Note: Free data blocks are tracked with a bitmap. Free inodes are tracked by setting the flag field to zero (usually this would encode the type, such as regular file or directory.

Block groups

Your first coding task will be to implement support in xv6 for block groups. The initial xv6 layout is defined in mkfs.c, with a hard-coded, but configurable size (FSSIZE) and number of inodes (NINODES). You should add a macro, called BLOCKGROUPS, that defines a number of block groups.

Exercise 1. (20 points) Your first task is to modify the file system to stripe the inodes, free data block bit map, and data blocks across multiple groups.

You should make the number of block groups a compile-time macro for mkfs.c and test that multiple sizes divide the disk space correctly (and reasonbly if the disk space is not evenly divisible).

For the kernel file system, you should store the number of block groups in the super block, rather than hard-code this value, so that the kernel can correctly handle multiple file systes with different numbers of block groups.

For simplicity, you are welcome to add assertions to mkfs.c that the number of inodes and blocks must divide evenly by the number of block groups, and suggest alternative values to the user that would divide evenly, rather than deal with edge cases where the last block group is not completley full.

Hint: one sector must store 4096 bits (512 bytes * 8 bits/byte). It is also acceptable to set the smallest block group to 4096 blocks, to avoid wasting bitmap space.

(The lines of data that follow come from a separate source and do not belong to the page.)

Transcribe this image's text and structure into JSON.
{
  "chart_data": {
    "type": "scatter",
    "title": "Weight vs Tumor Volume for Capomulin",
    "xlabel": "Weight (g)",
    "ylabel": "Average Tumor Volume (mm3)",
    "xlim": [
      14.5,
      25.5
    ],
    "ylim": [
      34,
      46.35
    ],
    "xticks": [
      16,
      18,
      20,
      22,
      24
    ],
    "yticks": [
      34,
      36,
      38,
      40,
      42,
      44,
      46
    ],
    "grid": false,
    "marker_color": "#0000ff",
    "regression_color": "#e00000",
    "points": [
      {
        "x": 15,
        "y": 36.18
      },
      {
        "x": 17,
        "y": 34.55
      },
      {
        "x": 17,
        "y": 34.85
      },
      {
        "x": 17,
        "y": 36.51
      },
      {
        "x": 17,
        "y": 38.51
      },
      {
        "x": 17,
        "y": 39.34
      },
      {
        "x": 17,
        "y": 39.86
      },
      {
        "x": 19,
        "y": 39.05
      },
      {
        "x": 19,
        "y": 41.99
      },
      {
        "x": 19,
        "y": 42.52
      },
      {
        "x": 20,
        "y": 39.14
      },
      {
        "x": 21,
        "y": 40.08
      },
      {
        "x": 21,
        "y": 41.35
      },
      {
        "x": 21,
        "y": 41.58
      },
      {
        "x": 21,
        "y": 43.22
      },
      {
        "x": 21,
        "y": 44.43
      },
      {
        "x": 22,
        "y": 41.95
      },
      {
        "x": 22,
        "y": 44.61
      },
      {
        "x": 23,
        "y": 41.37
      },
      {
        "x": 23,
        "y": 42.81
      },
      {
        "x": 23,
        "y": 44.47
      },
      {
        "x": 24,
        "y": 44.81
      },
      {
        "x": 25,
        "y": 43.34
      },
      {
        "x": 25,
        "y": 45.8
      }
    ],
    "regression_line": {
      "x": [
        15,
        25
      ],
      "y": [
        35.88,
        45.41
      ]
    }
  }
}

Hint 2: The macros IBLOCK() and BBLOCK() in fs.h will be helpful in adjusting how inodes and data blocks are located on disk.

Spreading and Packing Heuristics

FFS included a number of heuristics for maintaining locality, including (1) placing new directories in one of the least-utilized block groups, (2) placing files in the same directory in the same block group (when possible), and (3) chunking and spreading large files across multiple block groups. Currently, xv6 just places new files and data blocks on the first available inode or block.

Exercise 2. (10 points) Implement each of these three heuristics in xv6. Note that this requires keeping some statistics about how full each block group is, so that load can be spread across block groups.

An important aspect of this is handling the cases where a heuristic doesn't work neatly, such as when a block group is full and more files would be added, if possible. For instance, if a directory is in a full block group, it would be best for all newly-created files in that directory to be in the same, second block group. Similarly, if space in the first block group becomes available later, new files in the directory should be in the first block group.

Exercise 3. (5 points) Write at least three test cases and that exercise these heuristics (and block groups in general). These tests should be enough to show that related files and blocks are being placed in the same block group. You may need to add a debugging output mode that can log or print the mapping of the directory hierarchy to block groups. Be sure to document how these tests work and the expected output in a README file.

Challenge. (15 points) Spread the transaction log across block groups for faster commit. This requires a number of subtle design issues, and should be discussed with Prof. Porter if you are planning to tackle this. In short, you will need to handle recovery correclty, as well as reason about how to figure out where the head of the log is, and when to checkpoint an "log group."

This completes the lab. Make sure you rigorously test your code, document the design well, and hand in your work with make handin-lab4.